Reducing reassurance seeking Reassurance seeking (checking symptoms online, repeated GP appointments for the same symptom) is a compulsive safety behaviour that maintains health anxiety. Agree with patient: specific scheduled GP appointments (not crisis-driven), no repeat investigations for stable symptoms, no symptom checking apps. This is a key target of CBT for health anxiety.

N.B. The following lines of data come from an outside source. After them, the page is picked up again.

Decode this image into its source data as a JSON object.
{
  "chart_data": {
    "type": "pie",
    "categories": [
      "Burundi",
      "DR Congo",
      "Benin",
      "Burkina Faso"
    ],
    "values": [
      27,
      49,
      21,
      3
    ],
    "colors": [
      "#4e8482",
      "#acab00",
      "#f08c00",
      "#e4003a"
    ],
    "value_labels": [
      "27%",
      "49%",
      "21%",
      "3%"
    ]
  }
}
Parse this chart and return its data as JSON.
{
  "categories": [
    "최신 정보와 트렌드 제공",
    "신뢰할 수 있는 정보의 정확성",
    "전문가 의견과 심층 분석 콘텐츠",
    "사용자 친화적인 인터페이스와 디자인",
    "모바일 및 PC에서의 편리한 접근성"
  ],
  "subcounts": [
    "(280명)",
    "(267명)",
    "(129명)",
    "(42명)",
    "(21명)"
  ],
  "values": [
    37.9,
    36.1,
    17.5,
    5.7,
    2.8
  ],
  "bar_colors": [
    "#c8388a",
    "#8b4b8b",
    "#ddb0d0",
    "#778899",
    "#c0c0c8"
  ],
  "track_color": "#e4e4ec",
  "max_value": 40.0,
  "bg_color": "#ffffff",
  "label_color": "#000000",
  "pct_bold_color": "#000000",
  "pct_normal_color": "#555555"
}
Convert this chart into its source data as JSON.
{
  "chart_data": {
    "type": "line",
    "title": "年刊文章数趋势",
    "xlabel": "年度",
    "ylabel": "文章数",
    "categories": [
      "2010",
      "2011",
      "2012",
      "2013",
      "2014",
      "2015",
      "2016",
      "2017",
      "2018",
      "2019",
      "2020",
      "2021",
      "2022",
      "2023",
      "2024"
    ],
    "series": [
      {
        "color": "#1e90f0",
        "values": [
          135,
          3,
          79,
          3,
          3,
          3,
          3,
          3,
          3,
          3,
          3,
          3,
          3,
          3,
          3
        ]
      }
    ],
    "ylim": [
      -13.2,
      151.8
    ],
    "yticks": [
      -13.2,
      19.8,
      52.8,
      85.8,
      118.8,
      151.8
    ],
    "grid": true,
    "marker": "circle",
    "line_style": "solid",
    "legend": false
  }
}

Diet (IBS / functional GI) Low-FODMAP diet (dietitian supervised) — reduces IBS symptoms in 70%. Regular meals (3 meals + 2 snacks — prevents gut hypersensitivity from prolonged fasting). Reduce caffeine, alcohol, carbonated drinks (gut irritants). Increase soluble fibre (oats, flaxseed) gradually. Probiotics (Alflorex — Bifidobacterium longum 35624) — modest evidence for IBS.
Patient education resources NeuroSymptoms.org (FND — free, evidence-based) · The Mighty (chronic illness peer support) · Pain Toolkit (paintoolkit.org) · ME Association (meassociation.org.uk) · Action for ME (actionforme.org.uk) · IBS Network (theibsnetwork.org) · CALM (fibromyalgia — calmscotland.org.uk). Social prescribing to local MUS/chronic pain support groups.